Each house of the more southerly pair had two square-headed windows with red gauged-brick arches on each floor, grouped closely together towards the northern end of its frontage, leaving a blank space to the south except on the ground floor, where the space was occupied by the front door in each case. The doorcases both had narrow ovolo-moulded architraves broken at the head by a large key block and planted on to margins which were plain except for simple base mouldings and neckings. The more southerly door had a full dentilled pediment, and the other, which showed signs of alteration, an open pediment.
Architecturally perhaps the most interesting thing about the terrace was the character of Nos. 5 and 7, which, on stylistic grounds could confidently have been dated between 1720 and 1730, had not documentary evidence existed to prove that they were actually built in 1755–60.

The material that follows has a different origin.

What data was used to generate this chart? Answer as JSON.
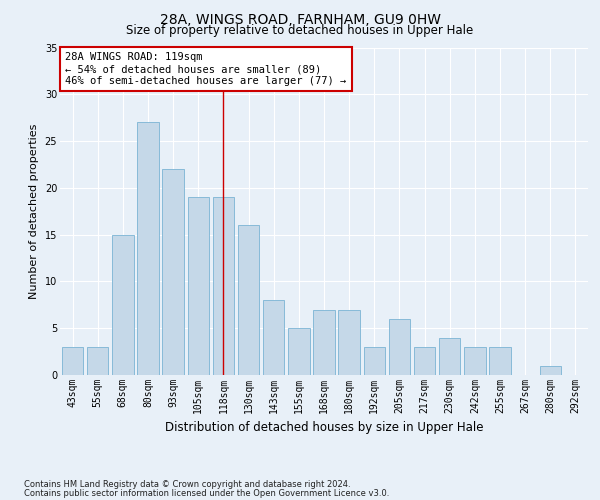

They were erected on a part of the Brooke House estate called Grove Close which was included in the lease from Lord Brooke to Thomas Pangbourne in 1750 (see page 64). In 1756 Pangbourne sublet Grove Close to John Slark of Hackney, carpenter, for 54¼ years from Christmas, 1755. (fn. 4) The bounds of this property can be traced on the 1868–72 Ordnance Survey map along the wall of Brooke House garden on the north, Nightingale Road on the west, and the southern frontage of London Road on the south. Excavations carried out about 1955 in Kenninghall Road along the southern pavement revealed a red brick foundation which was doubtless the southern boundary wall. (fn. 1) The eastern boundary of the property was a high wall facing the Stone Walk which lay on the site of the front gardens of the terrace. (fn. 4) During excavations traces of this wall were found about thirty-five feet back from, and parallel with, the frontage of Upper Clapton Road, but not parallel with the building line of the terrace. The area of the property leased to Slark measured about three acres; at its eastern end, near the road, stood a gardener's house, the only building mentioned.
Slark pulled down the gardener's house and began to erect two brick messuages, presumably Nos. 5 and 7. (fn. 5) He died in 1758, (fn. 6) probably before the completion of the two houses, which were not occupied until 1760. (fn. 3)
Slark's widow, Susannah, died in 1759 and named her friend Leonard Mittam of Clapton, bricklayer, as one of her executors. (fn. 7) He may have been Slark's business partner. Other associates of Slark may have been John Corbin of Allhallows, gentleman, William Cooke of St. Ethelburgh, blacksmith, and William Gill of St. Botolph, Bishopsgate, coach-painter, to whom Susannah Slark assigned her husband's lease in 1758. (fn. 5)
This assignment mentioned only the two houses built by Slark; the other four were erected between 1758 and 1760. (fn. 3) William Clarke's purchase of the head lease of the Brooke House property and his rebuilding of the front part of Brooke House (see page 64) may have stimulated the completion of the terrace.
At the beginning of the nineteenth century the two houses which were later pulled down to make way for London Road were made into one (fn. 3) and it was as five houses, not six, that the terrace was sold with Brooke House to Charles Monro in 1820 (see page 66). By 1904 the four remaining houses in the terrace had ceased to be occupied privately and were taken over by the owners of the asylum to house their staff. (fn. 8) Like Brooke House, they were vacated in 1940, and one of them was later used as a British Restaurant. They were demolished in 1957.